Senior Manager for UK Corporate Secretarial, Madeleine Cordes, runs through the government's proposed updates to the Companies Act 2006, aimed at making life easier for companies.

The government has now published its response to this consultation, which aimed to build on the work done by way of the Companies Act 2006 to reduce the administrative burden on smaller companies and streamline compliance. The latest changes are aimed at saving time and expense, reducing duplication, facilitating more electronic communication and solving problems, such as unauthorised changes of registered office and directors.

The Executive Summary highlights the following changes, which will mostly be implemented by way of primary legislation as updates to the Companies Act 2006. The full response is available here.

Annual filings: the government has decided to allow companies more flexibility to confirm whether their company information is correct and complete at any point in a year. This is instead of requiring companies to complete an annual return at a set point of the year. This will remove a burden from those companies which make changes to some of their information within the year and then have to duplicate this information when they complete an additional annual return.

Companies that make changes inside a 12 month period (for example, if they appoint a new director) will be asked if they wish to check and confirm other information at the same time. If they do so, no further action will be required for a further 12 month period (unless there is a change which needs to be notified to the registrar).

This may well raise a number of issues; the annual return currently acts as a good snapshot of key information on the company at a particular point in time, as Roger Mason points out in his article in Governance and Compliance June 2014 Reference to the public registers proposed (see under Transparency below) will probably be an alternative source for those seeking up to date information on the company, although it will be optional for companies to keep these on the public register. The annual return currently prompts companies to notify changes in directors and any change in SIC Code – without this prompt it is debatable whether these changes get picked up and filed and if not this could lead to information becoming less accurate.

The government will be making significant changes to the joint filing tool to ensure there is an easy and attractive way in which small companies can provide data just once to fulfill HMRC and Companies House (CH) requirements. The Government will not be mandating a single date for filing accounts to HMRC and CH.

Transparency: The government will give private companies the option of not keeping any, or all, of the following registers: register of directors; directors' residential addresses; secretaries; members; and the proposed register of beneficial ownership. Where a company exercises this option, it will need to keep the information currently required on its company register up to date on the public register instead. All the information currently available for inspection on the company register would be publicly available on the public register. This includes the addresses of members and full dates of birth of directors. This will avoid duplication of information and reduce the administrative tasks required of a company.

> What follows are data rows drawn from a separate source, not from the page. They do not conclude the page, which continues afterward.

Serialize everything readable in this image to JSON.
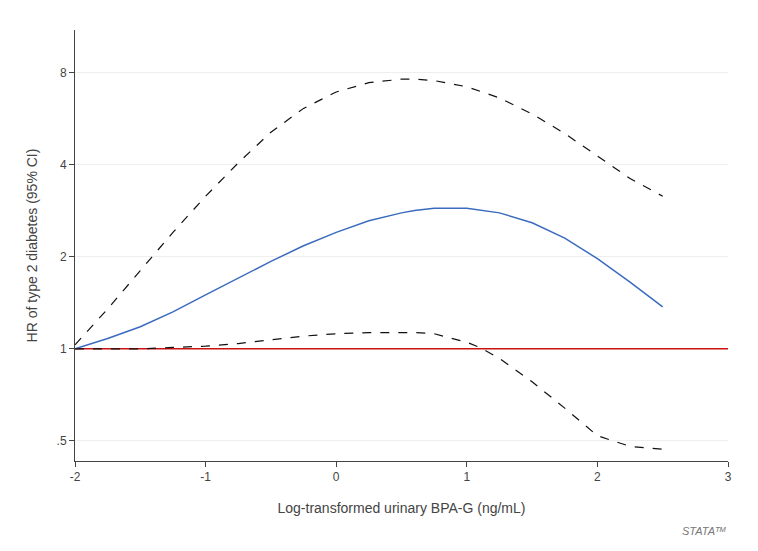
{
  "chart_data": {
    "type": "line",
    "xlabel": "Log-transformed urinary BPA-G (ng/mL)",
    "ylabel": "HR of type 2 diabetes (95% CI)",
    "xlim": [
      -2,
      3
    ],
    "xticks": [
      -2,
      -1,
      0,
      1,
      2,
      3
    ],
    "ylim": [
      0.43,
      11
    ],
    "yticks": [
      {
        "value": 0.5,
        "label": ".5"
      },
      1,
      2,
      4,
      8
    ],
    "log": "y",
    "grid": "y",
    "ref_line": {
      "y": 1.0,
      "color": "#cc1111"
    },
    "series": [
      {
        "color": "#3a6bbf",
        "line_style": "solid",
        "x": [
          -2.0,
          -1.75,
          -1.5,
          -1.25,
          -1.0,
          -0.75,
          -0.5,
          -0.25,
          0.0,
          0.25,
          0.5,
          0.6,
          0.75,
          1.0,
          1.25,
          1.5,
          1.75,
          2.0,
          2.25,
          2.5
        ],
        "values": [
          1.0,
          1.08,
          1.18,
          1.32,
          1.5,
          1.7,
          1.93,
          2.17,
          2.4,
          2.62,
          2.78,
          2.83,
          2.88,
          2.88,
          2.78,
          2.58,
          2.3,
          1.97,
          1.65,
          1.37
        ]
      },
      {
        "color": "#111111",
        "line_style": "dashed",
        "x": [
          -2.0,
          -1.75,
          -1.5,
          -1.25,
          -1.0,
          -0.75,
          -0.5,
          -0.25,
          0.0,
          0.25,
          0.5,
          0.6,
          0.75,
          1.0,
          1.25,
          1.5,
          1.75,
          2.0,
          2.25,
          2.5
        ],
        "values": [
          1.03,
          1.35,
          1.8,
          2.4,
          3.15,
          4.05,
          5.1,
          6.1,
          6.9,
          7.4,
          7.6,
          7.6,
          7.52,
          7.18,
          6.6,
          5.85,
          5.05,
          4.25,
          3.6,
          3.15
        ]
      },
      {
        "color": "#111111",
        "line_style": "dashed",
        "x": [
          -2.0,
          -1.75,
          -1.5,
          -1.25,
          -1.0,
          -0.75,
          -0.5,
          -0.25,
          0.0,
          0.25,
          0.5,
          0.6,
          0.75,
          1.0,
          1.1,
          1.25,
          1.5,
          1.75,
          2.0,
          2.25,
          2.5
        ],
        "values": [
          1.0,
          1.0,
          1.0,
          1.01,
          1.02,
          1.04,
          1.07,
          1.1,
          1.12,
          1.13,
          1.13,
          1.13,
          1.12,
          1.05,
          1.01,
          0.93,
          0.78,
          0.64,
          0.52,
          0.48,
          0.47
        ]
      }
    ],
    "annotations": [
      "STATAᵀᴹ"
    ]
  }
}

In order to reduce the risk of identity theft, the full details of a director's date of birth will no longer be available on the public register except in certain limited circumstances. Instead, the public register will show the director's month and year of birth. Their full date of birth will still be available via the company's own register. We intend to replicate this model in respect of the proposed register of company beneficial ownership.

The government will remove the requirement for a company's Statement of Capital to list the amount unpaid and paid up on each share. Instead, we will require companies only to show the aggregate amount unpaid. Where a private company re-registers as a public company we will require it to state the aggregate amount paid up on its shares.

The government believes that, to improve transparency, information on a company's subsidiaries should be listed in one place at one time (currently attached to the annual return where a company only includes principal subsidiaries in its annual report). Formal proposals will be brought forward as part of the implementation of the EU Accounting Directive.

Communications: The government will make it possible for CH to widen its use of electronic communication. CH will have the facility to be able to send all correspondence and statutory notices electronically and companies will be able to opt in to receiving communications electronically. This will not be mandatory. We will allow companies which wish to make additional information (for example, a trading address) available on the public register to do so.

Resolving problems: The government will enable the registrar of companies to change a company's registered office when, after seeking evidence following a complaint, the registrar considers that the company is not authorised to use the address.